Laying some ground rules for yourself will go a long way toward making sure any passion project is successful. Ideally, your passion project will be a healthy balance of achievable and artistically challenging. Once you have an idea that you care about, consider what you want to get out of the ‘project’ part of this: do you want to learn a new skill, create a product that you can sell, try a new medium, etc? Once you have those goals figured out, give yourself some rules to make sure the project is doable and won’t become overwhelming. (Can you really build a 10 foot tall paper mache model of Lin Manuel Miranda in your free time? Do you want to risk being stuck with his giant paper mache arms haunting your garage when you get bored with the project? Consider carefully.)
Part 3: The doing it
The idea for Sprout bounced around in my head for a long time before I finally got up the courage to start working on it. I was scared to commit fully to it, and scared of failing, so I procrastinated. Finally, I found several ways to motivate myself: Inktober and Kickstarter. First, I decided to start the book during Inktober, which forced me to spend a solid chunk of time getting the details ironed out beforehand. Then, once I had a good start on the project and had been sharing my progress with friends and family, I decided to Kickstart the book to set up even more accountability to finish the project in a reasonable amount of time. (I fall firmly in the ‘finished, not perfect’ camp, even when it comes to passion projects.)

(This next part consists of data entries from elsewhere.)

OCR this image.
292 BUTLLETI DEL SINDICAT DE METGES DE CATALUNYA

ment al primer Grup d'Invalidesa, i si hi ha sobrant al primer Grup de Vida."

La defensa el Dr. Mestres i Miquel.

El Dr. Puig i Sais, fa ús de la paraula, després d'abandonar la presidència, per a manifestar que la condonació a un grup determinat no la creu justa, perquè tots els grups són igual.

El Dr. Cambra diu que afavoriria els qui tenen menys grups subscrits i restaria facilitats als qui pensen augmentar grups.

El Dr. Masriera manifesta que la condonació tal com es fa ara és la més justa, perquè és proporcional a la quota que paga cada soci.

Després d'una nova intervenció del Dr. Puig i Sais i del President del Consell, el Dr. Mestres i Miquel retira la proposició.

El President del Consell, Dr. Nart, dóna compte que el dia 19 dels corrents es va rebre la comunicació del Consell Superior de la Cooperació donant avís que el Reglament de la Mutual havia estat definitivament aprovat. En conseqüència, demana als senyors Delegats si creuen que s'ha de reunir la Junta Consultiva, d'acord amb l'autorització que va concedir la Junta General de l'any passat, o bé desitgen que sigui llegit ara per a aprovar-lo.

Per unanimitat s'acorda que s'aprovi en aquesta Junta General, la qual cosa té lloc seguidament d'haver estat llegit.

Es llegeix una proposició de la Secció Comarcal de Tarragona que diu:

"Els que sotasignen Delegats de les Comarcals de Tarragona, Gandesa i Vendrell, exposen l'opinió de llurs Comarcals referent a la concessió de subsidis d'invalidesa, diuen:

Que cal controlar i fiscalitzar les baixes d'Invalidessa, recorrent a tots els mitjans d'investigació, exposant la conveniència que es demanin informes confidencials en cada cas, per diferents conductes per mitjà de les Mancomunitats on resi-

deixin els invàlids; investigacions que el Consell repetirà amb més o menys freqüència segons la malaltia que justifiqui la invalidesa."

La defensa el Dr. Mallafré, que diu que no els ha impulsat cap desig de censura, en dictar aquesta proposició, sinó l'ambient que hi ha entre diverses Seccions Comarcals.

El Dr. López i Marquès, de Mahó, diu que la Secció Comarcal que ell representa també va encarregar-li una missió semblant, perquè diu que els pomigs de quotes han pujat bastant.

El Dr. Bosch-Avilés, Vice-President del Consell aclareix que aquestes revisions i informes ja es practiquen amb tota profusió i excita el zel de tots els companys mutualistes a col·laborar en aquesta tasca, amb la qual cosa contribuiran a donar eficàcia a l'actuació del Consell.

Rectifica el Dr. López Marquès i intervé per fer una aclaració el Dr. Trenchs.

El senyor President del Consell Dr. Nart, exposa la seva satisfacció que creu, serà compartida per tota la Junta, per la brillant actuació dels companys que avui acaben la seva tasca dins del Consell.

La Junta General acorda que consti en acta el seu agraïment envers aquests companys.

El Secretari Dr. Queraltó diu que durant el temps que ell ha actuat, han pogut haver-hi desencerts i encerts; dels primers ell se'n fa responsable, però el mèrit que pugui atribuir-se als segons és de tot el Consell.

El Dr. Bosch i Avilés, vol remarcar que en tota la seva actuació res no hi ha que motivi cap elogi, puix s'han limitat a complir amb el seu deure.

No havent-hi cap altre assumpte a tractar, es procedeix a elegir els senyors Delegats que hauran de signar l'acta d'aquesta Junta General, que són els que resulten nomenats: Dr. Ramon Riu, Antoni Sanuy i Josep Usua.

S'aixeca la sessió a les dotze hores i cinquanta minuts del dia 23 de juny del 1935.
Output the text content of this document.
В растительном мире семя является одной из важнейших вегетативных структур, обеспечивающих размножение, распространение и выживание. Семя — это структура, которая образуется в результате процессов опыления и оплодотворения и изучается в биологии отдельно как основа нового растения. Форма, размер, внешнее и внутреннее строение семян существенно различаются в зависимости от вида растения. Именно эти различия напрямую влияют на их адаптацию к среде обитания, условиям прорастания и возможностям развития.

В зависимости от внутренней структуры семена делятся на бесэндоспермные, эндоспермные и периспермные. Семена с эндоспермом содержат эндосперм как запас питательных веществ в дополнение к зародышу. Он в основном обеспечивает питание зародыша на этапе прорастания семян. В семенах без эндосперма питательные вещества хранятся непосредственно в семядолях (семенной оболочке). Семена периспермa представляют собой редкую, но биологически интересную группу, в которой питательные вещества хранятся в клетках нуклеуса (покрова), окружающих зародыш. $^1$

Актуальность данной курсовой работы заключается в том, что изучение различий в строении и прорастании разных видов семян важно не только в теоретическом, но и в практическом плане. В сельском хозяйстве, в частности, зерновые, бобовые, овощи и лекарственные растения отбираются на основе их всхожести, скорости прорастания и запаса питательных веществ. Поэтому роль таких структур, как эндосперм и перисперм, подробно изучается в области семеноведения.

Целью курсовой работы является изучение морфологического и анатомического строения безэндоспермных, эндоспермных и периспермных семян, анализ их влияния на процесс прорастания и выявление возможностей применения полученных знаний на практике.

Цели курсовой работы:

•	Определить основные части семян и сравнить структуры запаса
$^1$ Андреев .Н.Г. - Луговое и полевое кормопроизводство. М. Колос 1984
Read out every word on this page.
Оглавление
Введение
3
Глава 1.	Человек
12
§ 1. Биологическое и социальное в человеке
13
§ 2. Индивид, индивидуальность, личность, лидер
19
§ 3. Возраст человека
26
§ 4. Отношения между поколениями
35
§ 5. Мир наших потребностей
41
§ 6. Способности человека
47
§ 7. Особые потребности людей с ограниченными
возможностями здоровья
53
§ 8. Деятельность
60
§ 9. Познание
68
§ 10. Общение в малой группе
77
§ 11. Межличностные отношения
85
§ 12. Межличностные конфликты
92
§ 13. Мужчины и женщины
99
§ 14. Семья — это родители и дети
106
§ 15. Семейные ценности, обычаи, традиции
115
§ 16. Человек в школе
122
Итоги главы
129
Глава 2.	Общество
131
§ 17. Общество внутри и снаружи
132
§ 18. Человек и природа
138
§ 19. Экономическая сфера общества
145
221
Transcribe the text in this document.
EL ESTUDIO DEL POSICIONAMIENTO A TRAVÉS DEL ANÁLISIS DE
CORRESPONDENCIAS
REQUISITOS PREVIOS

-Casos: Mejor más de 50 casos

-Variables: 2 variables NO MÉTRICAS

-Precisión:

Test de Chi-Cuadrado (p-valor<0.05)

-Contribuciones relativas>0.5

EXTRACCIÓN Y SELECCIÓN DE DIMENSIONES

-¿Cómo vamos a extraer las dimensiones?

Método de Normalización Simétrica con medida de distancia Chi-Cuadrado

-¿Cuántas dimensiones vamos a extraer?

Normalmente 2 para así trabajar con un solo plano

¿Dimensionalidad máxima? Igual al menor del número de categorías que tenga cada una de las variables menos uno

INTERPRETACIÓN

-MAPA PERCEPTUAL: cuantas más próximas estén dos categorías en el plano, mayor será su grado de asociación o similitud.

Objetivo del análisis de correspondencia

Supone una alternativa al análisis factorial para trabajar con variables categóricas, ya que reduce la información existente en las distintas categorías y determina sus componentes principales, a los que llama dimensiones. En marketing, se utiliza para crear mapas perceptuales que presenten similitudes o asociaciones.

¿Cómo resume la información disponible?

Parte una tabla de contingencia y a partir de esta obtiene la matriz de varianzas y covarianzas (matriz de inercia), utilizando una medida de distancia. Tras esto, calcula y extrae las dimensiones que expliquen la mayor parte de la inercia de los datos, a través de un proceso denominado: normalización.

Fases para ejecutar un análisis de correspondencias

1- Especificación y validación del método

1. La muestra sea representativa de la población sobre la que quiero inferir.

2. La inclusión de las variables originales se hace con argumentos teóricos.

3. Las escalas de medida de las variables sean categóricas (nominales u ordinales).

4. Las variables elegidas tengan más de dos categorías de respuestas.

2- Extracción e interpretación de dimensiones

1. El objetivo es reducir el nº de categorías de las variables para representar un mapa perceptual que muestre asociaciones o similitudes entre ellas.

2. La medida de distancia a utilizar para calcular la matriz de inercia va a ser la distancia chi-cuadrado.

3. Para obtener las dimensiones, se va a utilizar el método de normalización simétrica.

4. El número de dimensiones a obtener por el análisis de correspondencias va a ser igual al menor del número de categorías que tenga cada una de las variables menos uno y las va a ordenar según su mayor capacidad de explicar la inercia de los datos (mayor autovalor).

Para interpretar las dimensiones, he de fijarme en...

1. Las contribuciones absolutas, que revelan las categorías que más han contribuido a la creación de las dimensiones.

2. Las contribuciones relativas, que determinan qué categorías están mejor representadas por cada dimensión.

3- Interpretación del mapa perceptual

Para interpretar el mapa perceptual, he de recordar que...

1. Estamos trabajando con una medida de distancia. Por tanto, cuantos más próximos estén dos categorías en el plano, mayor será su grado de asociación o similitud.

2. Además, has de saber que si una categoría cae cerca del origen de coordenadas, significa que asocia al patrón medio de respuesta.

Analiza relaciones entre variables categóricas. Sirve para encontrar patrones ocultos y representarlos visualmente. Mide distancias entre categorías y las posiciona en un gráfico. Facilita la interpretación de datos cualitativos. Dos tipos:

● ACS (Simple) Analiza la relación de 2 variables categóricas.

I am a pretty self-motivated person, and certainly would have made this book without those outside factors, but making myself accountable to other people gives me some extra encouragement to finish Sprout according to plan. If you think you might need a kick in the butt to start or finish your project, find a way to make yourself accountable to other people: enter your work into a contest or challenge, find a supportive community online, or try crowd funding.
Part 4: Make it happen, cap’n
Listen, the most important part of any passion project is that you DO IT. Stop waiting for the ‘right time’ to start. Stop waiting for someone to give you permission. You just have to make it happen for your own peace of mind. One of the most rewarding aspects of tackling a passion project is that it lets you prove to yourself that you can make something awesome from scratch. You’ll also broaden your skill set, build grit and self confidence, and end up with a pretty cool thing to share with the world (like Lin Manuel Miranda’s giant arms). Whatever that half-formed day dream of an idea in your head is, find a way to make it happen, starting now.